但他覺得她給的簡單幾件衣服,似乎象征著某種他短暫接觸過的和她在一起的生活,他不舍得脫下來。
他總想要在她面前像一個人一樣。
此時,穿著低腰牛仔褲的宮理,正弓腰跟稻農商討著什么,他忍不住清了一下嗓子吸引她注意力。
但宮理沒有回頭。
林恩又躺了一會兒,忍不住開嗓道“宮理。”
稻農戳了戳她“叫你呢。”
宮理轉過臉去,林恩正在被抽血,動彈不得,他伸手指了一下地上的黑色短袖,道“衣服。”
宮理愣了一下,林恩以前在教會,脫下盔甲的時候根本就沒什么穿衣概念,赤裸著也不會覺得羞恥。
她撿起來遞給他道“你要穿嗎等腦部掃描結束吧。”
林恩卻抓住了衣服,抱在懷里,繼續靜靜地躺著不動,只是綠色的眼睛時不時看向宮理。
顯然這里是一處“魔女之家”,她跟那些女人聊天打屁,胡說八道,大笑起來的時候甚至會上腳踢別人的凳子,放松且輕盈。

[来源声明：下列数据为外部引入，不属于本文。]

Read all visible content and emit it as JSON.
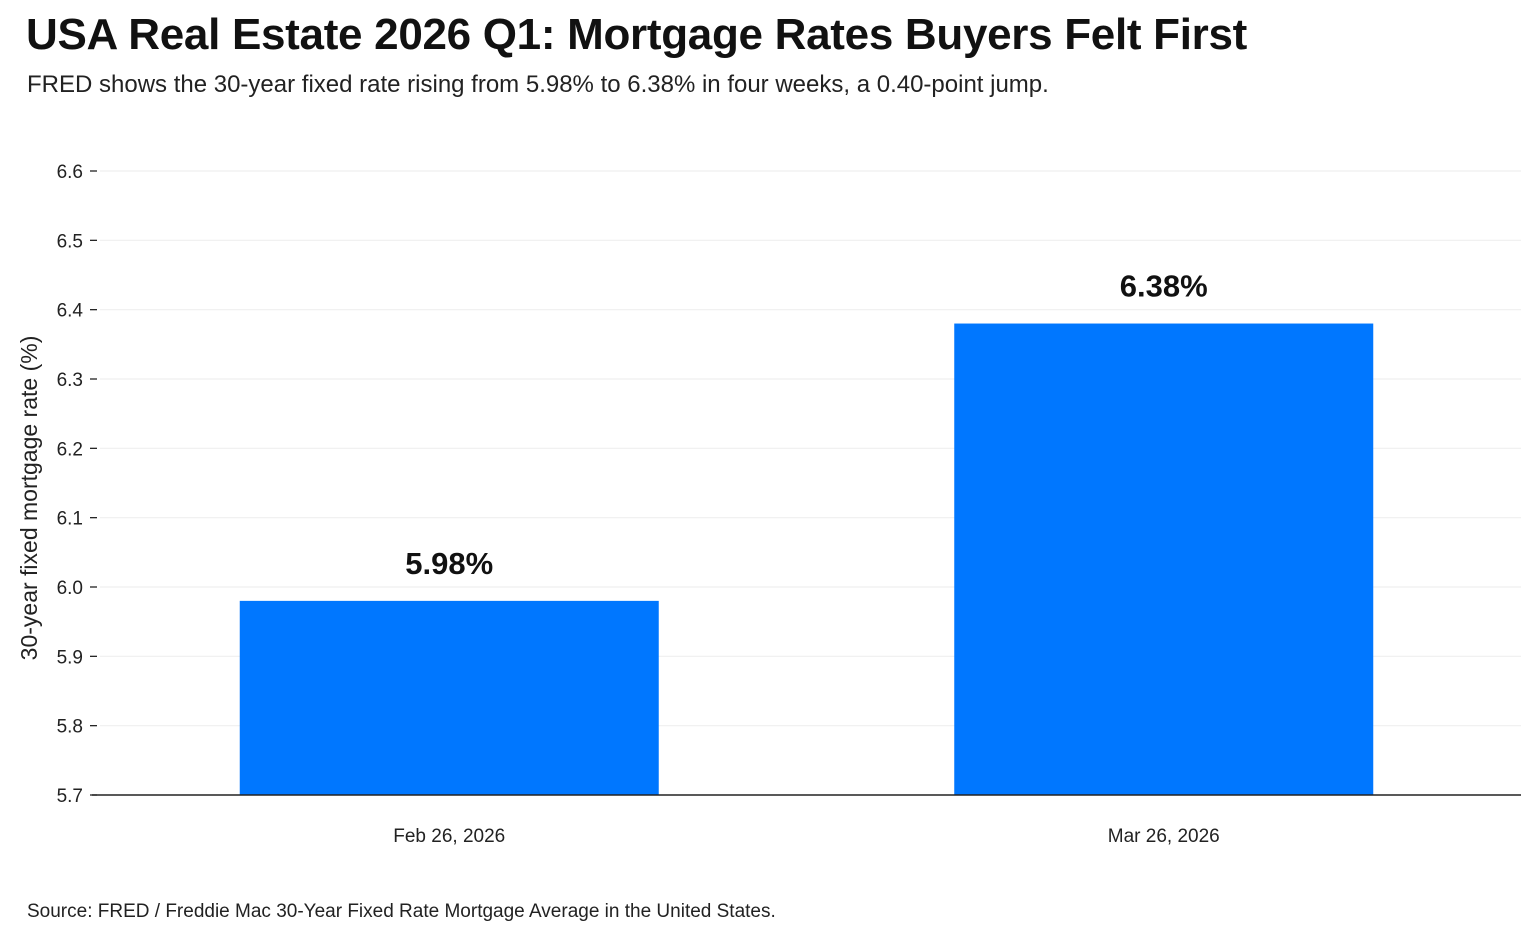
{
  "header": {
    "title": "USA Real Estate 2026 Q1: Mortgage Rates Buyers Felt First",
    "subtitle": "FRED shows the 30-year fixed rate rising from 5.98% to 6.38% in four weeks, a 0.40-point jump."
  },
  "footer": {
    "source": "Source: FRED / Freddie Mac 30-Year Fixed Rate Mortgage Average in the United States."
  },
  "colors": {
    "bar": "#0077ff",
    "grid": "#efefef",
    "axis": "#222222"
  },
  "chart_data": {
    "type": "bar",
    "categories": [
      "Feb 26, 2026",
      "Mar 26, 2026"
    ],
    "values": [
      5.98,
      6.38
    ],
    "data_labels": [
      "5.98%",
      "6.38%"
    ],
    "title": "USA Real Estate 2026 Q1: Mortgage Rates Buyers Felt First",
    "subtitle": "FRED shows the 30-year fixed rate rising from 5.98% to 6.38% in four weeks, a 0.40-point jump.",
    "xlabel": "",
    "ylabel": "30-year fixed mortgage rate (%)",
    "ylim": [
      5.7,
      6.6
    ],
    "yticks": [
      "5.7",
      "5.8",
      "5.9",
      "6.0",
      "6.1",
      "6.2",
      "6.3",
      "6.4",
      "6.5",
      "6.6"
    ],
    "grid": true,
    "legend": "none"
  }
}
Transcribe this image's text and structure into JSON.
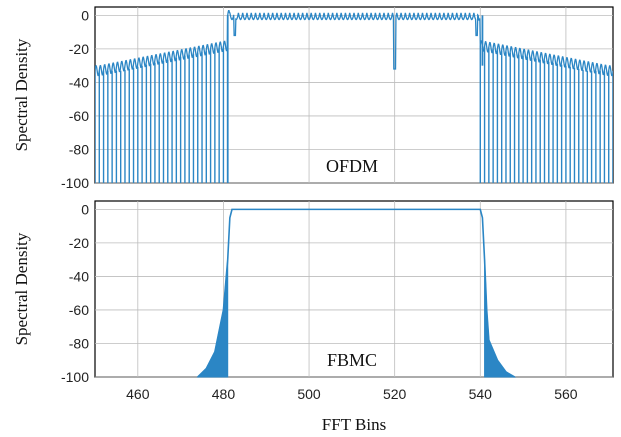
{
  "chart_data": [
    {
      "type": "line",
      "panel": "top",
      "annotation": "OFDM",
      "ylabel": "Spectral Density",
      "xlabel": "",
      "xlim": [
        450,
        571
      ],
      "ylim": [
        -100,
        5
      ],
      "xticks": [
        460,
        480,
        500,
        520,
        540,
        560
      ],
      "yticks": [
        0,
        -20,
        -40,
        -60,
        -80,
        -100
      ],
      "grid": true,
      "color": "#2b86c5",
      "series": [
        {
          "x": [
            450,
            455,
            460,
            465,
            470,
            475,
            478,
            480,
            481,
            482,
            490,
            500,
            510,
            519,
            520,
            521,
            530,
            539,
            540,
            541,
            542,
            545,
            550,
            555,
            560,
            565,
            571
          ],
          "values": [
            -33,
            -32,
            -31,
            -30,
            -29,
            -27,
            -23,
            -18,
            -100,
            0,
            1,
            2,
            1,
            1,
            -32,
            1,
            1,
            0,
            0,
            -30,
            -18,
            -23,
            -27,
            -29,
            -31,
            -32,
            -33
          ]
        }
      ],
      "notches_bottom": [
        [
          450,
          481
        ],
        [
          540,
          571
        ]
      ]
    },
    {
      "type": "area",
      "panel": "bottom",
      "annotation": "FBMC",
      "ylabel": "Spectral Density",
      "xlabel": "FFT Bins",
      "xlim": [
        450,
        571
      ],
      "ylim": [
        -100,
        5
      ],
      "xticks": [
        460,
        480,
        500,
        520,
        540,
        560
      ],
      "yticks": [
        0,
        -20,
        -40,
        -60,
        -80,
        -100
      ],
      "grid": true,
      "color": "#2b86c5",
      "series": [
        {
          "x": [
            474,
            476,
            478,
            480,
            481,
            481.5,
            482,
            540,
            540.5,
            541,
            541.5,
            542,
            544,
            546,
            548
          ],
          "values": [
            -100,
            -95,
            -85,
            -60,
            -30,
            -5,
            0,
            0,
            -5,
            -30,
            -60,
            -78,
            -90,
            -97,
            -100
          ]
        }
      ]
    }
  ]
}
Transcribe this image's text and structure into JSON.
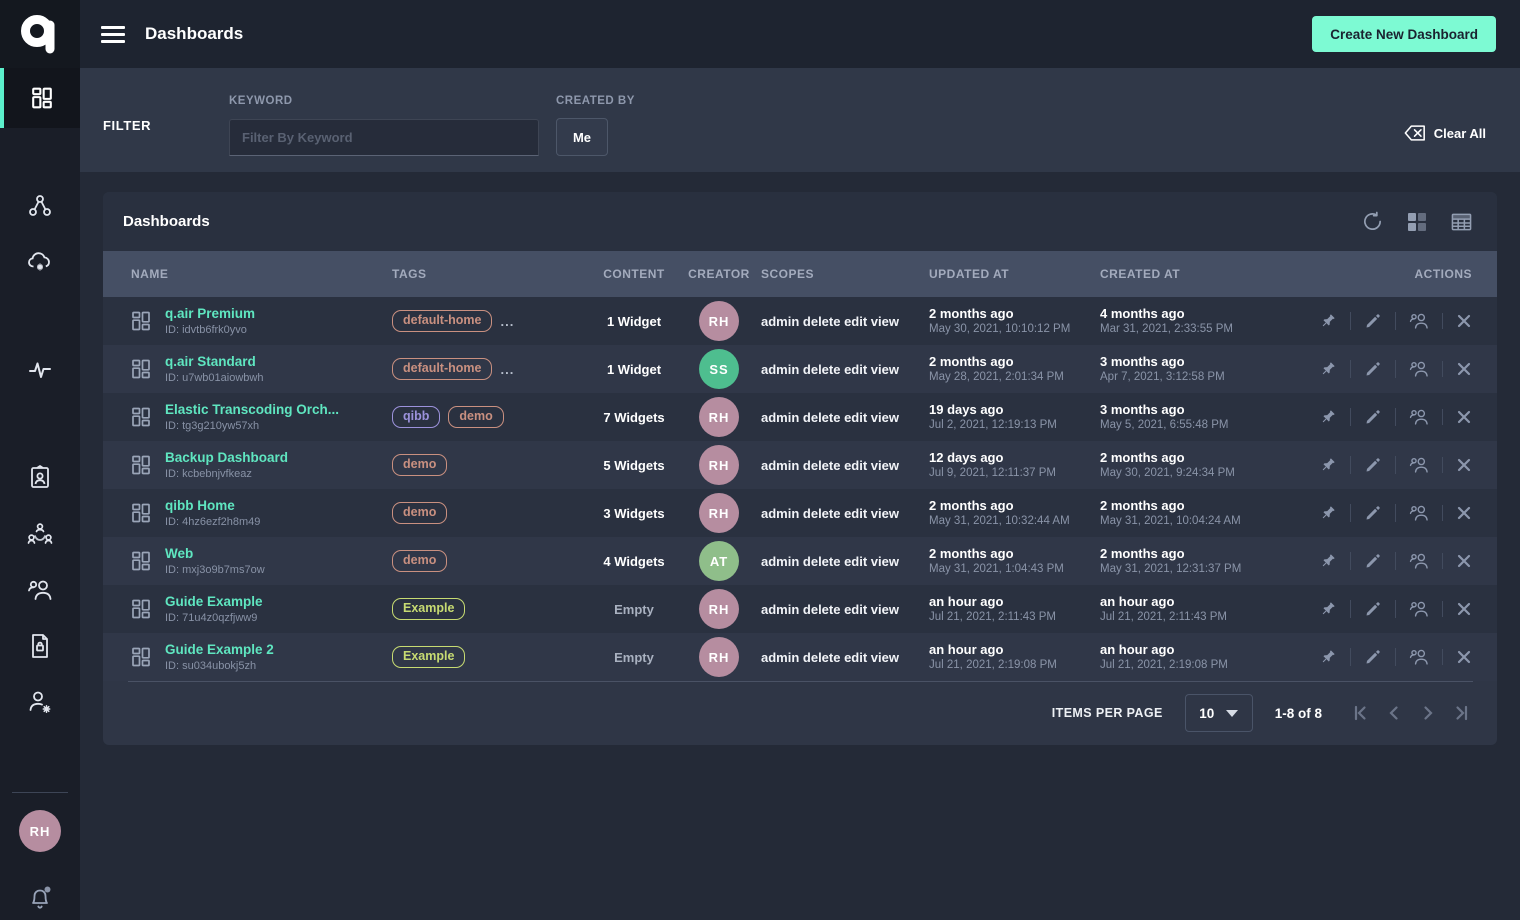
{
  "topbar": {
    "title": "Dashboards",
    "create_button_label": "Create New Dashboard"
  },
  "filter": {
    "label": "FILTER",
    "keyword_label": "KEYWORD",
    "keyword_placeholder": "Filter By Keyword",
    "keyword_value": "",
    "created_by_label": "CREATED BY",
    "created_by_value": "Me",
    "clear_all_label": "Clear All"
  },
  "table": {
    "title": "Dashboards",
    "headers": [
      "NAME",
      "TAGS",
      "CONTENT",
      "CREATOR",
      "SCOPES",
      "UPDATED AT",
      "CREATED AT",
      "ACTIONS"
    ],
    "rows": [
      {
        "name": "q.air Premium",
        "id": "ID: idvtb6frk0yvo",
        "tags": [
          {
            "label": "default-home",
            "color": "salmon"
          }
        ],
        "more_tags": "...",
        "content": "1 Widget",
        "creator": {
          "initials": "RH",
          "color": "mauve"
        },
        "scopes": "admin delete edit view",
        "updated_rel": "2 months ago",
        "updated_abs": "May 30, 2021, 10:10:12 PM",
        "created_rel": "4 months ago",
        "created_abs": "Mar 31, 2021, 2:33:55 PM"
      },
      {
        "name": "q.air Standard",
        "id": "ID: u7wb01aiowbwh",
        "tags": [
          {
            "label": "default-home",
            "color": "salmon"
          }
        ],
        "more_tags": "...",
        "content": "1 Widget",
        "creator": {
          "initials": "SS",
          "color": "green"
        },
        "scopes": "admin delete edit view",
        "updated_rel": "2 months ago",
        "updated_abs": "May 28, 2021, 2:01:34 PM",
        "created_rel": "3 months ago",
        "created_abs": "Apr 7, 2021, 3:12:58 PM"
      },
      {
        "name": "Elastic Transcoding Orch...",
        "id": "ID: tg3g210yw57xh",
        "tags": [
          {
            "label": "qibb",
            "color": "purple"
          },
          {
            "label": "demo",
            "color": "salmon"
          }
        ],
        "more_tags": "",
        "content": "7 Widgets",
        "creator": {
          "initials": "RH",
          "color": "mauve"
        },
        "scopes": "admin delete edit view",
        "updated_rel": "19 days ago",
        "updated_abs": "Jul 2, 2021, 12:19:13 PM",
        "created_rel": "3 months ago",
        "created_abs": "May 5, 2021, 6:55:48 PM"
      },
      {
        "name": "Backup Dashboard",
        "id": "ID: kcbebnjvfkeaz",
        "tags": [
          {
            "label": "demo",
            "color": "salmon"
          }
        ],
        "more_tags": "",
        "content": "5 Widgets",
        "creator": {
          "initials": "RH",
          "color": "mauve"
        },
        "scopes": "admin delete edit view",
        "updated_rel": "12 days ago",
        "updated_abs": "Jul 9, 2021, 12:11:37 PM",
        "created_rel": "2 months ago",
        "created_abs": "May 30, 2021, 9:24:34 PM"
      },
      {
        "name": "qibb Home",
        "id": "ID: 4hz6ezf2h8m49",
        "tags": [
          {
            "label": "demo",
            "color": "salmon"
          }
        ],
        "more_tags": "",
        "content": "3 Widgets",
        "creator": {
          "initials": "RH",
          "color": "mauve"
        },
        "scopes": "admin delete edit view",
        "updated_rel": "2 months ago",
        "updated_abs": "May 31, 2021, 10:32:44 AM",
        "created_rel": "2 months ago",
        "created_abs": "May 31, 2021, 10:04:24 AM"
      },
      {
        "name": "Web",
        "id": "ID: mxj3o9b7ms7ow",
        "tags": [
          {
            "label": "demo",
            "color": "salmon"
          }
        ],
        "more_tags": "",
        "content": "4 Widgets",
        "creator": {
          "initials": "AT",
          "color": "lightgreen"
        },
        "scopes": "admin delete edit view",
        "updated_rel": "2 months ago",
        "updated_abs": "May 31, 2021, 1:04:43 PM",
        "created_rel": "2 months ago",
        "created_abs": "May 31, 2021, 12:31:37 PM"
      },
      {
        "name": "Guide Example",
        "id": "ID: 71u4z0qzfjww9",
        "tags": [
          {
            "label": "Example",
            "color": "yellow"
          }
        ],
        "more_tags": "",
        "content": "Empty",
        "creator": {
          "initials": "RH",
          "color": "mauve"
        },
        "scopes": "admin delete edit view",
        "updated_rel": "an hour ago",
        "updated_abs": "Jul 21, 2021, 2:11:43 PM",
        "created_rel": "an hour ago",
        "created_abs": "Jul 21, 2021, 2:11:43 PM"
      },
      {
        "name": "Guide Example 2",
        "id": "ID: su034ubokj5zh",
        "tags": [
          {
            "label": "Example",
            "color": "yellow"
          }
        ],
        "more_tags": "",
        "content": "Empty",
        "creator": {
          "initials": "RH",
          "color": "mauve"
        },
        "scopes": "admin delete edit view",
        "updated_rel": "an hour ago",
        "updated_abs": "Jul 21, 2021, 2:19:08 PM",
        "created_rel": "an hour ago",
        "created_abs": "Jul 21, 2021, 2:19:08 PM"
      }
    ]
  },
  "pagination": {
    "items_per_page_label": "ITEMS PER PAGE",
    "items_per_page_value": "10",
    "range": "1-8 of  8"
  },
  "sidebar": {
    "user_initials": "RH"
  },
  "colors": {
    "accent": "#7DFAD3",
    "name_link": "#5FE6C0",
    "active_indicator": "#5CF0CC",
    "tags": {
      "salmon": "#C99080",
      "purple": "#9C92DB",
      "yellow": "#C7DB72"
    },
    "avatars": {
      "mauve": "#B68DA0",
      "green": "#4EBE8F",
      "lightgreen": "#8FBE8A"
    }
  }
}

很快,對他的檢查就結束了,他手臂上也重新生長出來。稻農似乎跟宮理溝通了一下他大腦相關的事情,之后轉頭道“等后續實驗結果,可能很快就需要你更多的血液樣本。”
林恩坐起來,套上黑色上衣。宮理注意到他砍斷小臂的傷痕已經幾乎看不見了,他似乎對這種自殘毫不在意。
林恩不知道后續等著他的是什么,他以前在公圣會的時候被做過很多次實驗,他覺得自己或許也要住在籠子或者隔間里。卻沒想到宮理和其他“魔女”們交流了幾句之后,就走開了,她似乎沒想到林恩沒跟上他,走出好一段之后才回過頭來,愣住了“你干嘛呢屁股粘在手術臺上了嗎”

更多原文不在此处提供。